Ook had hij in zijn tijd in Indië een aantal van zijn voormalige Oostfrontkameraden teruggezien.
Hieronder de verklaring van de sergeant-KNIL Harry Hammelburg van de inlichtingendienst over de Waffen-SS’ers op West-Java.
Het moet rond de Eerste Politionele Actie geweest zijn, dus juli/augustus 1947. Ik was als inlichtingenman van het KNIL gedetacheerd bij de Grenadiers en Jagers in Tjibadak. Het was een onderdeel van de 7-December Divisie. Op een ochtend zag ik een groep militairen gymnastiekoefeningen doen. Er viel mij iets gek op: onder hun oksel hadden ze allemaal een lelijk litteken. Ik vroeg aan één van die mannen wat dat was.

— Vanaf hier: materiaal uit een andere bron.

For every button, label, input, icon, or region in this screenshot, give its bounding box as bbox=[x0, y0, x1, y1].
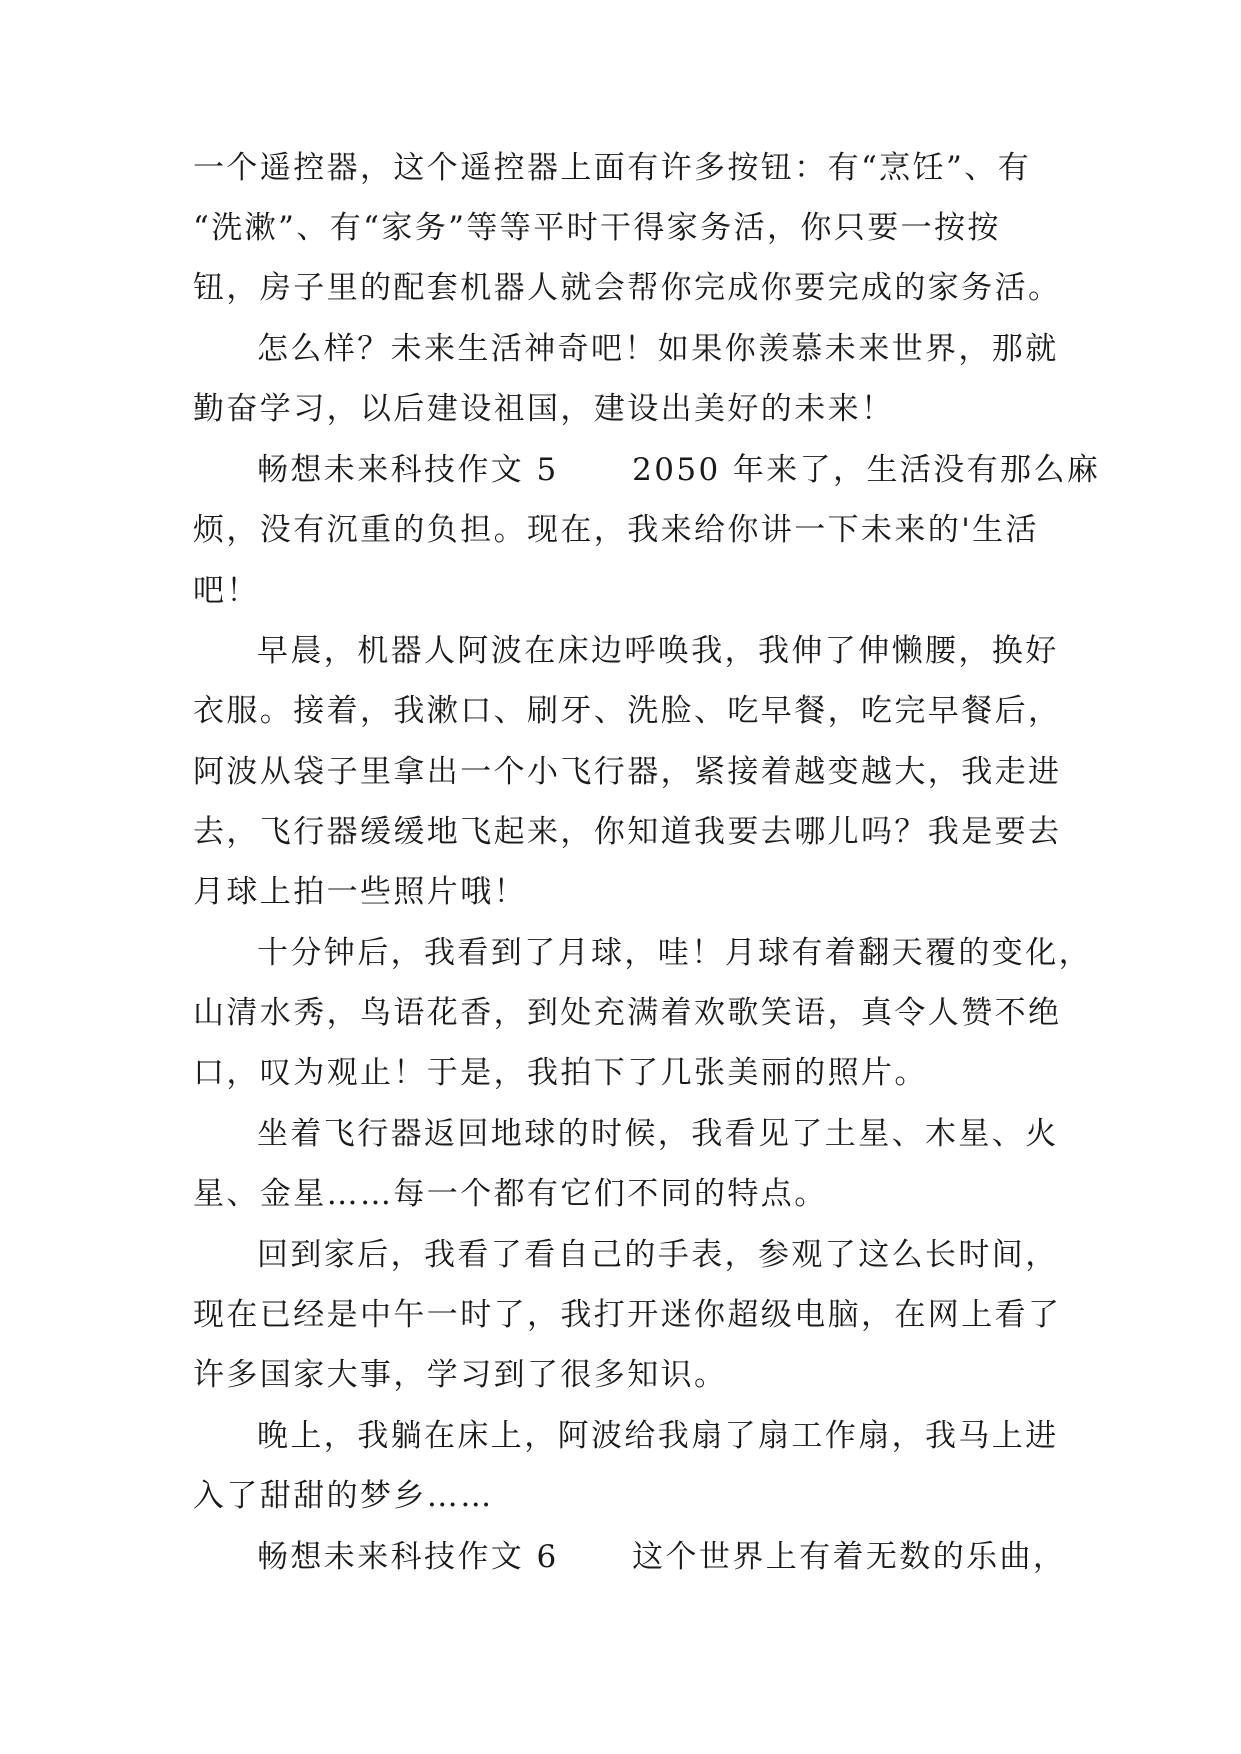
text-line: 现在已经是中午一时了，我打开迷你超级电脑，在网上看了 bbox=[193, 1297, 1062, 1333]
text-line: 钮，房子里的配套机器人就会帮你完成你要完成的家务活。 bbox=[193, 270, 1062, 306]
paragraph-start-line: 晚上，我躺在床上，阿波给我扇了扇工作扇，我马上进 bbox=[257, 1418, 1059, 1454]
paragraph-start-line: 早晨，机器人阿波在床边呼唤我，我伸了伸懒腰，换好 bbox=[257, 633, 1059, 669]
text-line: 许多国家大事，学习到了很多知识。 bbox=[193, 1357, 728, 1393]
text-line: 烦，没有沉重的负担。现在，我来给你讲一下未来的'生活 bbox=[193, 512, 1039, 548]
text-line: “洗漱”、有“家务”等等平时干得家务活，你只要一按按 bbox=[193, 210, 1001, 246]
paragraph-start-line: 回到家后，我看了看自己的手表，参观了这么长时间， bbox=[257, 1237, 1059, 1273]
paragraph-start-line: 怎么样？未来生活神奇吧！如果你羡慕未来世界，那就 bbox=[257, 331, 1059, 367]
text-line: 吧！ bbox=[193, 573, 260, 609]
paragraph-start-line: 十分钟后，我看到了月球，哇！月球有着翻天覆的变化， bbox=[257, 935, 1092, 971]
text-line: 月球上拍一些照片哦！ bbox=[193, 874, 527, 910]
text-line: 去，飞行器缓缓地飞起来，你知道我要去哪儿吗？我是要去 bbox=[193, 814, 1062, 850]
essay-heading-line: 畅想未来科技作文 5 2050 年来了，生活没有那么麻 bbox=[257, 452, 1101, 488]
text-line: 一个遥控器，这个遥控器上面有许多按钮：有“烹饪”、有 bbox=[193, 150, 1032, 186]
text-line: 山清水秀，鸟语花香，到处充满着欢歌笑语，真令人赞不绝 bbox=[193, 995, 1062, 1031]
text-line: 衣服。接着，我漱口、刷牙、洗脸、吃早餐，吃完早餐后， bbox=[193, 693, 1062, 729]
text-line: 口，叹为观止！于是，我拍下了几张美丽的照片。 bbox=[193, 1055, 928, 1091]
text-line: 入了甜甜的梦乡…… bbox=[193, 1478, 494, 1514]
text-line: 星、金星……每一个都有它们不同的特点。 bbox=[193, 1176, 828, 1212]
text-line: 勤奋学习，以后建设祖国，建设出美好的未来！ bbox=[193, 391, 895, 427]
paragraph-start-line: 坐着飞行器返回地球的时候，我看见了土星、木星、火 bbox=[257, 1116, 1059, 1152]
text-line: 阿波从袋子里拿出一个小飞行器，紧接着越变越大，我走进 bbox=[193, 754, 1062, 790]
essay-heading-line: 畅想未来科技作文 6 这个世界上有着无数的乐曲， bbox=[257, 1539, 1067, 1575]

Hij vertelde mij dat op die plek ooit een bloedgroep was getatoeëerd. Op mijn vraag waarom hij en zijn maats zo’n belangrijk gegeven hadden laten wegsnijden ging hij niet in. Een onderofficier die bij die groep hoorde gaf bij navraag een duidelijker antwoord: “Weet je dat niet?” zei hij verbaasd. “Dat zijn voormalige leden van de Waffen-SS. Daar was het verplicht je bloedgroep onder je oksel te laten tatoeëren. Ze zijn bij ons ingedeeld, maar er zitten er nog meer bij andere onderdelen. Ze doen hier dienst in plaats van hun straf uit te zitten”, zei de man zonder enige terughoudendheid. Bij de hoogste baas van de eenheid waar ik de ex-SS’ers had ontdekt, overste Taets van Amerongen, wekte ik grote woede op toen ik om opheldering vroeg: “Daar heb je niets mee te maken. Weg wezen!”, zei hij. Maar ik liet het er niet bij zitten en gelastte de marechaussee een onderzoek in te stellen en kreeg een bevestiging dat het hier inderdaad om voormalige leden van de Waffen-SS ging. Enkele weken later moest ik op de Generale Staf zijn in Batavia. Daar ontmoette ik kolonel Thomson, de rechterhand van generaal Spoor. Ook hij bevestigde het verhaal, maar liet daar onmiddellijk op volgen: “We kunnen hier niets aan doen. Dit is opdracht van Den Haag.” Hetzelfde antwoord dat de marechaussee mij had gegeven.
Harry Hammelburg
Inlichtingendienst NEFIS
Opmerking: Hammelburg, wiens joodse familieleden tijdens de oorlog in Europa allemaal zijn omgekomen, was in maart 1942 op Java door de Japanners krijgsgevangen gemaakt heeft daarna ternauwernood het vege lijf weten te redden bij het werk aan de beruchte Birma-spoorweg.